CAMİLERİMİZİN KAPILARI AÇIK OLMALI
Benzer şekilde imamların, müezzinlerin camileri günde 5 vakit “kapıyı aç-kapa” anlayışıyla hareket etmemesi gerekir. Sadece Sultanahmet’in, Süleymaniye’nin, Kocatepe’nin, Millet Camii’nin kapısının sürekli açık olması bize yetmez; bütün camilerimizin kapılarının açık olması gerekir. Hocalarımızın da imam, müezzin, burada aralarındaki görev dağılımıyla nöbetleşe bu işi götürmeleri lazım. Çünkü bu milletin er veya geç sığınacağı en önemli yer camilerimizdir.
ÖYLE BİR HADİS GÖRMEDİM
Diyanet İşleri Başkanlığı’nın özellikle çocuklar ve kadınların camilere olan ilgisini artırmayı hedefleyen etkinliklerini memnuniyetle takip ediyorum. Kadınlar da camiye gelmelidir, bu noktada önlerinin açılması gerekir. Bugün de Türkiye’deki üst düzey yönetici bir hanımefendi bundan çok mutlu olduğunu ama ‘Maalesef Anadolu’da bir cenaze sebebiyle merasime katıldım, adeta bizi camiye sokmadılar. Fakat ben bayan arkadaşlarla beraber yine de caminin dışında bir yer yerde, birlikte namaza iştirak ettik’ dedi. Çok ilginçtir, hala bu çirkin geleneklerle, bunları İslam diye gösteren zihniyetler, mantıklar var. Bizim bundan kurtulmamız lazım. Hazreti Ayşe validemiz camide hadis dersi yapmıyor muydu? Camilere kadınlar giremez diye bir ayet mi, bir hadis mi var? Ben ne okudum ne gördüm ne duydum ne biliyorum. Bana hocalarım böyle bir şey öğretmediler. Peki kim, hangi kafayla bunu yapıyor? Artık bu yanlış tabuların yıkılması lazım. Bunu başta Diyanet İşleri Başkanımın yürütmesi lazım. Bunları aşacağız, bunları yıkacağız.”

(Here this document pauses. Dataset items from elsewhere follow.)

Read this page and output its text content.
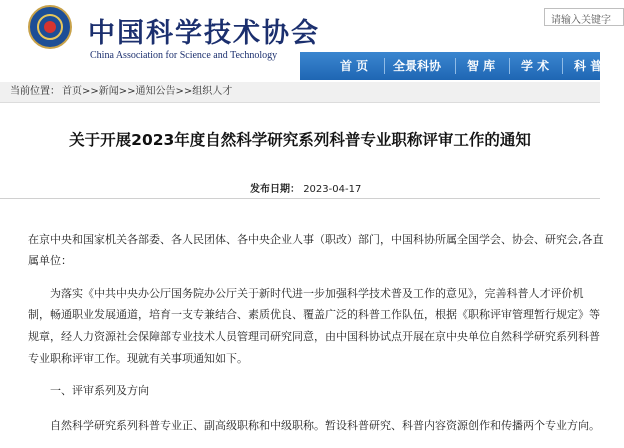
中国科学技术协会	请输入关键字
China Association for Science and Technology
首 页 全景科协 智 库 学 术 科 普
当前位置： 首页>>新闻>>通知公告>>组织人才
关于开展2023年度自然科学研究系列科普专业职称评审工作的通知
发布日期： 2023-04-17
在京中央和国家机关各部委、各人民团体、各中央企业人事（职改）部门，中国科协所属全国学会、协会、研究会,各直
属单位：
为落实《中共中央办公厅国务院办公厅关于新时代进一步加强科学技术普及工作的意见》，完善科普人才评价机
制，畅通职业发展通道，培育一支专兼结合、素质优良、覆盖广泛的科普工作队伍，根据《职称评审管理暂行规定》等
规章，经人力资源社会保障部专业技术人员管理司研究同意，由中国科协试点开展在京中央单位自然科学研究系列科普
专业职称评审工作。现就有关事项通知如下。
一、评审系列及方向
自然科学研究系列科普专业正、副高级职称和中级职称。暂设科普研究、科普内容资源创作和传播两个专业方向。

Cevap veremeyip geçiştiriyorlar
Erdoğan, “Eğer bugün huzurlarınızda bir Diyanet İşleri Başkan Yardımcısı hanım hocamız varsa, işte bu tabuları yıkmaya başladığımızın alametidir” dedi. Saygı duyduğu bazı hocalarla bu konuları zaman zaman tartıştığını belirten Erdoğan, “Sizin bu söylediklerinizin hiçbir İslami kaynağı yok, neye dayanarak bunları söylüyorsunuz? Bunları bir hanımefendi gelip de kimden öğrenecek?” diye sorduğunda, cevap veremediklerini ama bu konularda hazırlıklı olmayan biri karşılarına geldiğinde “Olmaz, böyle” denilerek bu işlerin geçiştirildiğini, böylece camilerin adeta kadınlara kapatıldığını ifade etti.